Peter Zhu was aged 21 and a cadet at the West Point US Military Academy when he suffered a spinal cord injury while skiing on 23 February 2019. He was declared brain dead a few days later. His parents urgently requested permission from State Supreme Court in Westchester County for sperm recovery and storage before Zhu's body was taken off life support. 

'In addition to retrieving Peter's organs to donate to others in need, we are seeking to retrieve sperm from Peter's body in order to preserve Peter's reproductive genetic material,' they said in their filing. 

Zhu was an only child, and according to his parents had always dreamed of being a father someday, having expressed a wish to have five children. 

'He often told us how he wanted children of his own one day and that he wanted to give us grandchildren,' they said in the filing. 

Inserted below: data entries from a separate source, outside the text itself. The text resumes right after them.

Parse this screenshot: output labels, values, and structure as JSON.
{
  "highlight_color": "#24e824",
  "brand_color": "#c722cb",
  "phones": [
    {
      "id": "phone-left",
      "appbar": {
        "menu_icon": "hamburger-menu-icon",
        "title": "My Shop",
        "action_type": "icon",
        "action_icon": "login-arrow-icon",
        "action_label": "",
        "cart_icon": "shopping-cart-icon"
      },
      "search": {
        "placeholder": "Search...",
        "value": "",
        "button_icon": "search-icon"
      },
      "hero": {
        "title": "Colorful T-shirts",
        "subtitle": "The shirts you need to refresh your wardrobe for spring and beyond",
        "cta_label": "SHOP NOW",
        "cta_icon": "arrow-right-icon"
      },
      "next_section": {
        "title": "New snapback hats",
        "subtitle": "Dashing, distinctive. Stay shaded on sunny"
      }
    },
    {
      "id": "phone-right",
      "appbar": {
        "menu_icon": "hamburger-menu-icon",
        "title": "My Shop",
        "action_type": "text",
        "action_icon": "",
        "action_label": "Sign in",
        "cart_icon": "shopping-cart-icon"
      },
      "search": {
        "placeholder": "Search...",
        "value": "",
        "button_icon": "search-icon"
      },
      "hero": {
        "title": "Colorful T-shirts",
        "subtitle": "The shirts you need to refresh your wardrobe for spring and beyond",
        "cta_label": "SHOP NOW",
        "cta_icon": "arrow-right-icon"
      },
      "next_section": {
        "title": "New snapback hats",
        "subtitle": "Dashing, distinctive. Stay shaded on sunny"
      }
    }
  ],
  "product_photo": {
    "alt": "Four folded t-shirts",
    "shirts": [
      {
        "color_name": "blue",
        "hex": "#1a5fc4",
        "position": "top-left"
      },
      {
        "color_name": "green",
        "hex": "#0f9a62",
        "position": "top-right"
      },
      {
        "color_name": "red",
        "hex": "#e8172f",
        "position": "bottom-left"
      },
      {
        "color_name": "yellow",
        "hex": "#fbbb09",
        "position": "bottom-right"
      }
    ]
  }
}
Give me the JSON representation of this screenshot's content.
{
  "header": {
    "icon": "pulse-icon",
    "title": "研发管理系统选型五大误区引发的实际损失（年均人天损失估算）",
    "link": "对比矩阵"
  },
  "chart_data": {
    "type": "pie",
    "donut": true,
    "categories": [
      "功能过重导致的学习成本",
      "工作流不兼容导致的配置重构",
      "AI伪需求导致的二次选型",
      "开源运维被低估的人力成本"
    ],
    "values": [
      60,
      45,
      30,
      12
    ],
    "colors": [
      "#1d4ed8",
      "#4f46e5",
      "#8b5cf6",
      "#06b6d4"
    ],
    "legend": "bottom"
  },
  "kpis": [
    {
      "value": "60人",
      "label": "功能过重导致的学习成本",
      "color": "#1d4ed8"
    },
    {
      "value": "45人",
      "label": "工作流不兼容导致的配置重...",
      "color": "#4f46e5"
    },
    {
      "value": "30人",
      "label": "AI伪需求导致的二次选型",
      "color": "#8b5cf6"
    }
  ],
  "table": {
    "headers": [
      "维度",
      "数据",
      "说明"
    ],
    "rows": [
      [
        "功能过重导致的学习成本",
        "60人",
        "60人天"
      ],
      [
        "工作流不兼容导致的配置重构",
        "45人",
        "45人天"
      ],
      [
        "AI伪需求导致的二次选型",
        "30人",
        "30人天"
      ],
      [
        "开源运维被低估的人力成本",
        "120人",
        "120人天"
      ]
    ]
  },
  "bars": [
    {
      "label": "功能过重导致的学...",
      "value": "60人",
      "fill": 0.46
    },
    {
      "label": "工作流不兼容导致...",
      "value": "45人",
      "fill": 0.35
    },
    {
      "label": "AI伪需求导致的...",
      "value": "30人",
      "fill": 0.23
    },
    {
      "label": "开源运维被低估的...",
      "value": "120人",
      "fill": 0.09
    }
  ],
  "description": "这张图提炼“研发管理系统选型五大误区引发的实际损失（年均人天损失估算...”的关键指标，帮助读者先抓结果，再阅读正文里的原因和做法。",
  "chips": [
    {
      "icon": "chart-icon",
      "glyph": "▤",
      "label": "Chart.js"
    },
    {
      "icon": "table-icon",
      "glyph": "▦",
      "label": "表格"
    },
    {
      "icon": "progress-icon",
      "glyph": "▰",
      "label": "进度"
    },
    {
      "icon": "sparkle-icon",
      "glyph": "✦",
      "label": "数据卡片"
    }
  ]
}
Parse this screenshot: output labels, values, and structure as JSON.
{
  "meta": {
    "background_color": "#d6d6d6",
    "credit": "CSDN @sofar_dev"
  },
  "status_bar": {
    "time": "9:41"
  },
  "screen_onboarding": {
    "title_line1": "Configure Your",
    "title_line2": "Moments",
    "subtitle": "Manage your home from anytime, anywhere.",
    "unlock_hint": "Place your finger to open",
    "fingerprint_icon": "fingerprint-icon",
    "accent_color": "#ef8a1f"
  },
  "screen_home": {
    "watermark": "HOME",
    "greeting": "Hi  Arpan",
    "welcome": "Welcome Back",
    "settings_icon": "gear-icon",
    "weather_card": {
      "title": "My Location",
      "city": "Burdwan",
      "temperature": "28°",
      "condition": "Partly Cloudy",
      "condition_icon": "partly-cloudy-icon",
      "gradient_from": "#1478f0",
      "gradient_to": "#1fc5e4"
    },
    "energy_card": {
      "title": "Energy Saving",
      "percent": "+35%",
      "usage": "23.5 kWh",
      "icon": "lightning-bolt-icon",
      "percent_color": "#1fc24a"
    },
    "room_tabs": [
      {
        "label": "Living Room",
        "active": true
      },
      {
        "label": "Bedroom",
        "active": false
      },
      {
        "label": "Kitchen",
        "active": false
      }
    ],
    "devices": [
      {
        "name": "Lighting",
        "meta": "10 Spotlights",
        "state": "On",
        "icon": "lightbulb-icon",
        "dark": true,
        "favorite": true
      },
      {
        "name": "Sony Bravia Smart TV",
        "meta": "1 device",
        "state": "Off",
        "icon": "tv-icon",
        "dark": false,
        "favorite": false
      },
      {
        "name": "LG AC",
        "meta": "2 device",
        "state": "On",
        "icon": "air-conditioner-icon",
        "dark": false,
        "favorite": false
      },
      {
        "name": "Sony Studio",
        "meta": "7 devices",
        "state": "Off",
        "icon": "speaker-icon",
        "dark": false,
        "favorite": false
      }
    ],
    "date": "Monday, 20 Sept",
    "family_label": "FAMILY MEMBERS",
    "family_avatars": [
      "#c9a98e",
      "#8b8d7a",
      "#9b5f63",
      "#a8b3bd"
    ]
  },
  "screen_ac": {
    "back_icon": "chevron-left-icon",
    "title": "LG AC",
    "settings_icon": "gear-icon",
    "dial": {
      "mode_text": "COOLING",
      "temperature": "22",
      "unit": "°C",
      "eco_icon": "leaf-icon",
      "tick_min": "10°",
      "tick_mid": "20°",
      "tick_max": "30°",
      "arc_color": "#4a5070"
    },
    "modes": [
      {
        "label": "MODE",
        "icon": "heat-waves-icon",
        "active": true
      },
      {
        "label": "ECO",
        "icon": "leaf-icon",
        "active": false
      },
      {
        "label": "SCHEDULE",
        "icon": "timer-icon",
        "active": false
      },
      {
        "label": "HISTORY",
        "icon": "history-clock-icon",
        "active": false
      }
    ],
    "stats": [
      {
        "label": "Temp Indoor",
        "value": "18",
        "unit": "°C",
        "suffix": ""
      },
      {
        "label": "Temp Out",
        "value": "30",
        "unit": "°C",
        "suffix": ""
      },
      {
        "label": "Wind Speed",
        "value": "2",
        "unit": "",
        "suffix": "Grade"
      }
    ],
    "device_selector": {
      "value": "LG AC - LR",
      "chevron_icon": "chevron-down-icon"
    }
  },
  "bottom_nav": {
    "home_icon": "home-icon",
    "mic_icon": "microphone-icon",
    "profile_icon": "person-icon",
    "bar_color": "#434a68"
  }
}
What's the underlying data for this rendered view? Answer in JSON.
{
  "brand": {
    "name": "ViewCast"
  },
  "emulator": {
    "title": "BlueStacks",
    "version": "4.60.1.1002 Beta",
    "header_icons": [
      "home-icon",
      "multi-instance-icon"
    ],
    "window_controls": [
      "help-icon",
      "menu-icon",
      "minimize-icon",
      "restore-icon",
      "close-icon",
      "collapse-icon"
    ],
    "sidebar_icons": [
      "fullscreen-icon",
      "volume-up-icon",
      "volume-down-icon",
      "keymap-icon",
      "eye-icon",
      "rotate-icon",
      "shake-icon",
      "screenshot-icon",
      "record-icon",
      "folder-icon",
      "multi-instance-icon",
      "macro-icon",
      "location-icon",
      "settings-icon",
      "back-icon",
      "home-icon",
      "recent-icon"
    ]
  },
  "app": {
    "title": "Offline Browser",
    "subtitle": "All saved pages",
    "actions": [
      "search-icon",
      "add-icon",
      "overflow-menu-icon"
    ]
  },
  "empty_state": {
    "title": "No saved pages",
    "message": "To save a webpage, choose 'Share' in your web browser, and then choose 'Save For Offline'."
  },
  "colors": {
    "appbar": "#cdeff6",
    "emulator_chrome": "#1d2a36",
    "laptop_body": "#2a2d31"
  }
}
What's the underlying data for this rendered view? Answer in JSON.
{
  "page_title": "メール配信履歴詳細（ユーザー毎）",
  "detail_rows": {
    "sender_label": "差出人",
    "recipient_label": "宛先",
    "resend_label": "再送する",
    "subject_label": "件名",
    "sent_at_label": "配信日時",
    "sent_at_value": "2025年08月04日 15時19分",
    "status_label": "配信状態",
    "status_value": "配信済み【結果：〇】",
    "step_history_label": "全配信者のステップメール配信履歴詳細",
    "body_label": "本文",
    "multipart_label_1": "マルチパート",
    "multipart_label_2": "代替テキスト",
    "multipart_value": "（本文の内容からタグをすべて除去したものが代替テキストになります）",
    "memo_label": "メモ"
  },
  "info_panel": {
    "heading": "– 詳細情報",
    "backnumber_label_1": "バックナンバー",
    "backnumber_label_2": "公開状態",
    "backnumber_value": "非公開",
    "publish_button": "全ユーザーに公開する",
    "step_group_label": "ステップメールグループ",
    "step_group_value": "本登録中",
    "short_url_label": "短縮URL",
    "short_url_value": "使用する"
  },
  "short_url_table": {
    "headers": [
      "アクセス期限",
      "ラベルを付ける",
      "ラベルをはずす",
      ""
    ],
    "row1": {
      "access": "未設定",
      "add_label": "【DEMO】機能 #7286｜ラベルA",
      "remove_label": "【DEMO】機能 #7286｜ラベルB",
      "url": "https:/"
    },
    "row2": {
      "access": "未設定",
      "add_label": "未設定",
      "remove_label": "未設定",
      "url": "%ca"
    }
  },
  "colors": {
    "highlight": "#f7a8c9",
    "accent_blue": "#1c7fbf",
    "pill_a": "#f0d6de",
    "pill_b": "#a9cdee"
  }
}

Granting permission to retrieve the sperm, Justice John Colangelo, who heard the request, said that the hospital did not object to the procedure, but doctors were 'hesitant' to go ahead without a court order 'because the hospital has never conducted a procedure like this before under these circumstances.'

The judge ordered that the sperm be stored, but further steps will be necessary before Zhu's parents can use it to try to establish a pregnancy.

A further court hearing on 21 March will discuss next steps and the family's lawyer, Kathleen Copps DiPaolo, told the New York Times that 'the case remains pending'.